Original Art Digital Archive – The Teacher!

At July 2008’s Comic-Con International: San Diego, the Comic Book Legal Defense Fund auctioned “The Teacher!”, a story Jack Kirby wrote and drew for National Periodical Publications’ aborted Soul Love magazine. Inked by Vincent Colletta and possibly lettered by John Costanza, “The Teacher!” was one of six stories Kirby produced for Soul Love.

The many white-out and blue pencil corrections on the characters’ faces throughout this story point to the turmoil of the Soul Love project.

Having moved to California in early 1969 and left Marvel a little more than a year later, Kirby pitched a number of trend- and segment-hopping ideas to his new publisher, National (DC). One possibility was DC entering the non-juvenile black-and-white comics magazine segment. Trailblazed a decade and a half earlier by William Gaines with Mad Magazine to avoid the Comics Code Authority in the wake of the U.S. Senate’s “Kefauver” Juvenile Delinquency Hearings, the black-and-white comics magazine segment was the haven of Warren Magazines, publishers of Creepy, Eerie and Vampirella.

Unfortunately, the distribution of Kirby and DC’s first entries into the segment, Spirit World and In The Days of the Mob magazines, was unreliable. Soul Love, intended to tap into the black “urban” market, died on the vine; in addition to the distribution woes, the magazine was hindered by tinkering with the art at the DC offices over concerns of the representation of African-American faces.

As with all pieces included in the Kirby Museum’s Original Art Digital Archive, both sides of the art pages were scanned at 600 dpi, in RGB color, and saved with a lossless compression algorithm.

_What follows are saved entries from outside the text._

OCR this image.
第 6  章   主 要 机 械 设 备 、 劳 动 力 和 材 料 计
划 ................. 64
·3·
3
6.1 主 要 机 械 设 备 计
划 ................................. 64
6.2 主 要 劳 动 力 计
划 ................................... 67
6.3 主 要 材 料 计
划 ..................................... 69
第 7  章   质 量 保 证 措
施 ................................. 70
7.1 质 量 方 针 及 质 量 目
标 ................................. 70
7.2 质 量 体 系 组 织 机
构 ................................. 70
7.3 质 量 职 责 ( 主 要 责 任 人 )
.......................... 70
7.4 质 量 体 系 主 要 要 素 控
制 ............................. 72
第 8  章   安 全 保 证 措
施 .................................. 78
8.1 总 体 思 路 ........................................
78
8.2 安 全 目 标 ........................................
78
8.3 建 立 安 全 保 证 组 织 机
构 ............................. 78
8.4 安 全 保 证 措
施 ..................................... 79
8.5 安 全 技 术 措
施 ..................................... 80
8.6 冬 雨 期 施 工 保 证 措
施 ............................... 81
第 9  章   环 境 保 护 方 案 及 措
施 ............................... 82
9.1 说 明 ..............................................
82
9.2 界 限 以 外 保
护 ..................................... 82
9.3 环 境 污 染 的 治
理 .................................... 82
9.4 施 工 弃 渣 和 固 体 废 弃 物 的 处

Thanks to the CBLDF for allowing us the time to scan this wonderful ten page artifact from an interesting period of Kirby’s career.

A few of the pages:

5 thoughts on “Original Art Digital Archive – The Teacher!

  1. Anonymous

    Nobody could draw people’s hair nearly as well as Vinnie Colletta and looking at these scans confirms it, don’t you think?

  2. Anonymous

    It seems there was a serious redo in the protagonists’ faces, as there is so much whiteout there.
    Anyone got an idea why that was?

  3. Anonymous

    As most of the corrections are to the female figures, my guess is that Jack drew a wider African nose on these figures and the editors felt that a smaller ,more” Anglo ” nose would be more attractive.